Ziad el-Doulati obtained his doctorate degree in pharmacology from the University of Reims in France in 1984. While there he was also head of the Union of Muslim Students.

He was arrested in 1981 for his affiliation with the Islamic Action Party, now the Ennahda Movement, then immediately released. In 1987 he was sentenced to twenty years in prison, but was released after only eleven months following the ascension of Zine El Abidine Ben Ali to the presidency in November 1987. In 1991 he was sentenced to fifteen years in prison, of which he served fourteen years. He was the editor-in-chief for the publication al-Fajr which was later banned by the Tunisian government and whose staff were imprisoned. Between March and July 2010, Ziad el-Doulatli was placed under periodic house arrest and close police surveillance. In March 2010 the Tunisian police forces were ordered to place Ziad el-Doulatli under house arrest in order to keep him from visiting with human rights activist Zahir Makhlouf after his release from prison. In June 2010 he even threatened to go on hunger strike if the police did not let up "the constraints that they had placed on him."

==Ideas==

Ziad el-Doulatli has long been an opponent of the Ben Ali regime and a proponent of democratic reform in Tunisia. He has repeatedly stated his opposition to armed struggle as a means of bringing about change. He has long advocated the equal rights and treatment of women who wear the hijab in Tunisian society. In 2006 he called for the Tunisian government to "review its policy" in relation to women wearing the veil and to "treat the Tunisian veiled woman as a citizen who has the full right to choose the hijab and exercise her right in education and work environments without harassment and discrimination."

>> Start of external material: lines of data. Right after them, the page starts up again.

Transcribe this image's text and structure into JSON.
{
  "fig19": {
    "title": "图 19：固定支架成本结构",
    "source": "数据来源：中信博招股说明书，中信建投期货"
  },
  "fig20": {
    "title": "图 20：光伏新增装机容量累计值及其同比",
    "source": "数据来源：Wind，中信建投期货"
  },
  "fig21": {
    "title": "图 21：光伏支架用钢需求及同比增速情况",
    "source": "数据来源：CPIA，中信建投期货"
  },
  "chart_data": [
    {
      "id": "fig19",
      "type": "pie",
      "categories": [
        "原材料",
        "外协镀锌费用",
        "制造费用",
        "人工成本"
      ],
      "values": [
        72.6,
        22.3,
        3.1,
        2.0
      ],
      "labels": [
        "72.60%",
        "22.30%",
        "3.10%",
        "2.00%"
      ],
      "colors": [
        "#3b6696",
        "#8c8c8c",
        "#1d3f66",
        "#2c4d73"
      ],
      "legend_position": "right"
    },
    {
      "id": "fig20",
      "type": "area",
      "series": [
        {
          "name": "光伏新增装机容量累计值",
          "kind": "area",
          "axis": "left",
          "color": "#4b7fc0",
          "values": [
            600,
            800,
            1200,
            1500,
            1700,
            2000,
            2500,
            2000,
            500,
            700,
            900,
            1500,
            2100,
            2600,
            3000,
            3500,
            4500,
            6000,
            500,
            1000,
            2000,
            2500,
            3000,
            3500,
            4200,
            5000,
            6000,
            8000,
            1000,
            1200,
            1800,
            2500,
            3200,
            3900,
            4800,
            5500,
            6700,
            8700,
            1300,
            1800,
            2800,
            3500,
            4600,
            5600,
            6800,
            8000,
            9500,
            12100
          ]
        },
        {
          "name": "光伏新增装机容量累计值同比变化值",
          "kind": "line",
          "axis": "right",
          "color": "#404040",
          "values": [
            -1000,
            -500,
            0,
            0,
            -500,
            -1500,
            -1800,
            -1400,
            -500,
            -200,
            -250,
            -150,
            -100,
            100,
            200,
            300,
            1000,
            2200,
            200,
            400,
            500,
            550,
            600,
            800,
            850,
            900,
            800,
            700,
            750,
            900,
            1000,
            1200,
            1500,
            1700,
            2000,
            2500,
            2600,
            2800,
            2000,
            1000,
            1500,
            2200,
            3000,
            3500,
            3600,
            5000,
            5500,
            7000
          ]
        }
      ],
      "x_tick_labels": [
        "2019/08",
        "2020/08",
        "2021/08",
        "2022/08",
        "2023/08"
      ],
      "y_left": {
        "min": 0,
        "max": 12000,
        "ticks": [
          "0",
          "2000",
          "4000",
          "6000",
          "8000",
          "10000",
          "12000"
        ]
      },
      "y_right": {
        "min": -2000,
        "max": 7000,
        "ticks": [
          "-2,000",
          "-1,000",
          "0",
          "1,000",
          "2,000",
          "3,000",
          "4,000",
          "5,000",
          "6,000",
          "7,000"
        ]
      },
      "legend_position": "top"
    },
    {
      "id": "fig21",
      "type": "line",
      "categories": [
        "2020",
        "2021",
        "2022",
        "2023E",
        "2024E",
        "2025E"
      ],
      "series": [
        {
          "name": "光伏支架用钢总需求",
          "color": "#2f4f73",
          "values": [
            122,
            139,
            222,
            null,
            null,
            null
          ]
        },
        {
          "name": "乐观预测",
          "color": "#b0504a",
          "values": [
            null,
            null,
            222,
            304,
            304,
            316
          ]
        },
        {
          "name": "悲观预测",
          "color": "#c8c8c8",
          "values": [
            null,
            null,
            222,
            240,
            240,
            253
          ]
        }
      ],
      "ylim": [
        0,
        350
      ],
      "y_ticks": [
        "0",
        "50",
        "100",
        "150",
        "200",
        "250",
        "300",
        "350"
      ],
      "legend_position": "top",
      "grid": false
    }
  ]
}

==Role in post-Ben Ali Tunisia==

Doulatli has criticized the transitional Tunisian government for continuing to "act with the mentality of the bygone era." He has also criticized Yadh Ben Achour, the president of the Higher Political Reform Commission of Tunisia, for his "secular leanings and resentment towards religion." He strongly supports Rashad el-Ghanushi, one of the leading founders of the Tunisian Nahda Party, and organized a welcome for him for his return to Tunisia on January 30, 2011. He is seeking to legalise the Nahda as a political party in Tunisia.